講義によると、害虫から守るには、大きく分けて2つの方法があるそうです。
①遺伝子操作で、害虫耐性を持った種を作る。
②農薬をまく。
①は、葉っぱに害虫の消化器官を壊す遺伝子を作らせることで、それを食べた害虫の腸などの消化器を壊して駆除する方法です。
環境負荷は少ないですが、遺伝子操作された食物の安全性をどう確認するかが問題です。
②は現在主流の方法で、遺伝子操作は不要ですが、農薬は広範囲に散るため、環境負荷は大きくなります。
どちらの研究を進めるべきか総合的に判断して悩ましい。といった内容でした。
学問や研究をずっとやってきた先生方なので、純粋に学問上、どちらが良いかの判断が難しいんだと思います。
でもビジネスの視点から見ると、どちらを選ぶかは明らか。②で決まりです。
なぜでしょう?
例えば、①種を売り出した場合、1回買って蒔かれたら終わりです。毎年種を買うとしても1年に1回。
でも、②農薬の場合、 いろいろな害虫用に、 若葉、成長期、実を付けた時とかの各生長過程で売ることができます。もちろん散布の手間も考慮する必要はありますが。
視点や発想を変えると見える景色が変わる、というのはよくある事。
例えば、缶コーヒーがおいしくないのは多くの人が感じている事ですが、おいしくするためにドリップにすると、設備や掃除がコスト高で採算が合いません。
なので、がまんしておいしくない缶コーヒーを飲む時代が久しく続きましたが、
”お客さんに、注文から機械の掃除までやってもらう”、という一見あり得ない発想で、大当たりしたのがネスレのアンバサダーです。

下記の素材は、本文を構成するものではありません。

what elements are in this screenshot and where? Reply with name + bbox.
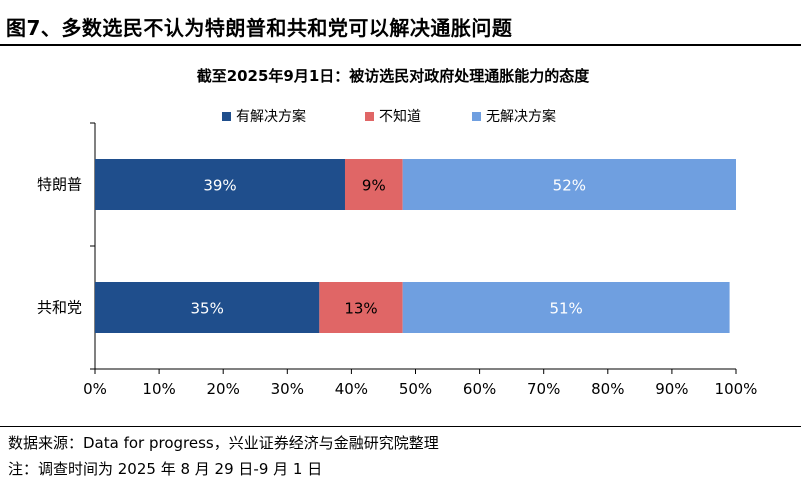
bar-value-label: 9% bbox=[362, 177, 386, 195]
stacked-bar-chart: 截至2025年9月1日：被访选民对政府处理通胀能力的态度 有解决方案 不知道 无解决… bbox=[37, 67, 758, 398]
chart-bars: 特朗普 39% 9% 52% 共和党 35% 13% 51% bbox=[37, 159, 736, 333]
legend-label: 有解决方案 bbox=[236, 108, 306, 125]
x-tick-label: 100% bbox=[715, 380, 758, 398]
chart-axes: 0% 10% 20% 30% 40% 50% 60% 70% 80% 90% 100% bbox=[83, 122, 758, 398]
bar-value-label: 13% bbox=[344, 300, 377, 318]
category-label: 共和党 bbox=[37, 299, 82, 317]
x-tick-label: 50% bbox=[399, 380, 432, 398]
bar-segment bbox=[319, 282, 403, 333]
footer-rule bbox=[0, 426, 801, 427]
x-tick-label: 20% bbox=[207, 380, 240, 398]
legend-label: 无解决方案 bbox=[486, 108, 556, 125]
bar-value-label: 52% bbox=[553, 177, 586, 195]
bar-segment bbox=[402, 159, 736, 210]
x-tick-label: 40% bbox=[335, 380, 368, 398]
x-tick-label: 10% bbox=[142, 380, 175, 398]
bar-segment bbox=[402, 282, 730, 333]
bar-value-label: 51% bbox=[549, 300, 582, 318]
category-label: 特朗普 bbox=[37, 176, 82, 194]
figure-title: 图7、多数选民不认为特朗普和共和党可以解决通胀问题 bbox=[6, 16, 513, 40]
x-tick-label: 90% bbox=[655, 380, 688, 398]
x-tick-label: 0% bbox=[83, 380, 107, 398]
title-rule bbox=[0, 44, 801, 46]
legend-label: 不知道 bbox=[379, 108, 421, 125]
bar-segment bbox=[344, 159, 403, 210]
bar-segment bbox=[95, 282, 320, 333]
remark-note: 注：调查时间为 2025 年 8 月 29 日-9 月 1 日 bbox=[8, 460, 323, 478]
bar-value-label: 39% bbox=[203, 177, 236, 195]
chart-title: 截至2025年9月1日：被访选民对政府处理通胀能力的态度 bbox=[197, 67, 591, 85]
legend-swatch bbox=[365, 112, 374, 121]
chart-container: 截至2025年9月1日：被访选民对政府处理通胀能力的态度 有解决方案 不知道 无解决… bbox=[0, 46, 801, 426]
bar-value-label: 35% bbox=[191, 300, 224, 318]
legend-swatch bbox=[472, 112, 481, 121]
x-tick-label: 30% bbox=[271, 380, 304, 398]
legend-swatch bbox=[222, 112, 231, 121]
x-tick-label: 80% bbox=[591, 380, 624, 398]
bar-segment bbox=[95, 159, 345, 210]
x-tick-label: 60% bbox=[463, 380, 496, 398]
source-note: 数据来源：Data for progress，兴业证券经济与金融研究院整理 bbox=[8, 434, 439, 452]
x-tick-label: 70% bbox=[527, 380, 560, 398]
chart-legend: 有解决方案 不知道 无解决方案 bbox=[222, 108, 556, 125]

自販機の補充・手入れは、コカコーラの制服を着たお兄さんが行うことに、何の疑問も感じなかった私には、コーヒーマシンの掃除を、客先のオフィスレディーが行う。と言う発想と、その実行力が今でも信じられません。
でも、開始5年後の2018年時点で、ネスカフェアンバサダーの登録者数は40万人を超えているそうで、オフィスに5人の利用者がいるとすると、200万人の利用者を獲得したことになります。
ネスレにはキットカットやクランチといったおやつのラインナップもあるので、働き方改革が追い風になって、日本にも北欧のフィーカのような習慣が根付くかもしれません。
つまりこの発想の転換が、日本のオフィス文化を変える可能性もあるわけです。
同じコミュニティーにずっといたら、違う視点でものを見たり、突飛な発想をする事は難しいと思うので、いろんな人と交流して、アンテナを高くしておくことが大事だと思います。